A.: Voor mij is heel belangrijk dat ik me uit, dat ik er ben zoals ik ben. Het is juist in de zelfhandhaving dat ik dingen allemaal tegenkom. 

– Maarten: Zou dat zelfhandhaving zijn?

– A.: Ja, dat is dan de vraag. Wat bedoel jij met zelfhandhaving, want …

– Maarten: Ja, wat jij nu zegt, A., dat is eigenlijk dat je dingen in jezelf ziet en dat jij ze, door ze uit te drukken, duidelijker krijgt. Dat bedoel je toch?

– A.: Ja. 

– Maarten: Maar dat is geen zelfhandhaving, dat is zelfherkenning. En jij hebt blijkbaar een tijd gehad dat je dat voor jezelf niet mocht. 

– A.: Ja.

– Maarten: Dus nu herken je dingen in jezelf en je vindt dat dat mag. En je drukt ze zelfs uit. En dat is natuurlijk heel erg nodig. Maar dat is geen zelfhandhaving. En het is ook geen zelfverdediging.

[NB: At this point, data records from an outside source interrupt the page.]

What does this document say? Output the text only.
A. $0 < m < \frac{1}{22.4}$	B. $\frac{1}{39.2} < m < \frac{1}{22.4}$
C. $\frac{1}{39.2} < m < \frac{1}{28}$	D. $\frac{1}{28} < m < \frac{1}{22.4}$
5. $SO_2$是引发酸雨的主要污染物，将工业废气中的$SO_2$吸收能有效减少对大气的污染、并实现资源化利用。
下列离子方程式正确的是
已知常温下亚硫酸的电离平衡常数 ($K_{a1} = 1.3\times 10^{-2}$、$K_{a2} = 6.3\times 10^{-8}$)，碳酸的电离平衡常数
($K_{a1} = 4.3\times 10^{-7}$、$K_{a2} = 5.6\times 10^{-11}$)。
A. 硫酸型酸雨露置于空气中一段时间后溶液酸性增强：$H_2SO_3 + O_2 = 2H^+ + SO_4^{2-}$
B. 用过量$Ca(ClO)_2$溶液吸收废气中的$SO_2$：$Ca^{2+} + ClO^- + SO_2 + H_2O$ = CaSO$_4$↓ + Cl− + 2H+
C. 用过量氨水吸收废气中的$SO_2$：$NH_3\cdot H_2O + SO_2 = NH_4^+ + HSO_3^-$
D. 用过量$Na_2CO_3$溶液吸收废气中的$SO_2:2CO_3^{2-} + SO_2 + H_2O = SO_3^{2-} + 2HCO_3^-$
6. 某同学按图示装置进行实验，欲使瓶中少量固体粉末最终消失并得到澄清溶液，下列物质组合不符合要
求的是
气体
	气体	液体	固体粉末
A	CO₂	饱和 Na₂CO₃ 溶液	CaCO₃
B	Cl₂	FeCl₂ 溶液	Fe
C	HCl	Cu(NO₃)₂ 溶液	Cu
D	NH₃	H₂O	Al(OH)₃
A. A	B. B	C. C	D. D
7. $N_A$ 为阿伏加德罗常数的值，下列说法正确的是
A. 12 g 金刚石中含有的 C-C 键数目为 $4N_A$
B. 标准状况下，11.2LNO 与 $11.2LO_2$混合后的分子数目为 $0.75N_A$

– A.: Ik merk inderdaad dat het heel ….

– Maarten: Ja, natuurlijk, ik bedoel die grens is heel flauw, want je zit maar zo in de zelfverdediging. Natuurlijk. Maar het herkennen van jezelf, dat je bewust worden van hoe jij in elkaar zit en wat jij eigenlijk van binnenuit wilt, dat is noodzakelijk.


[1] Epi van de Pol verzorgde de tai chi lessen tijdens Tao-zen meerdaagse sessies.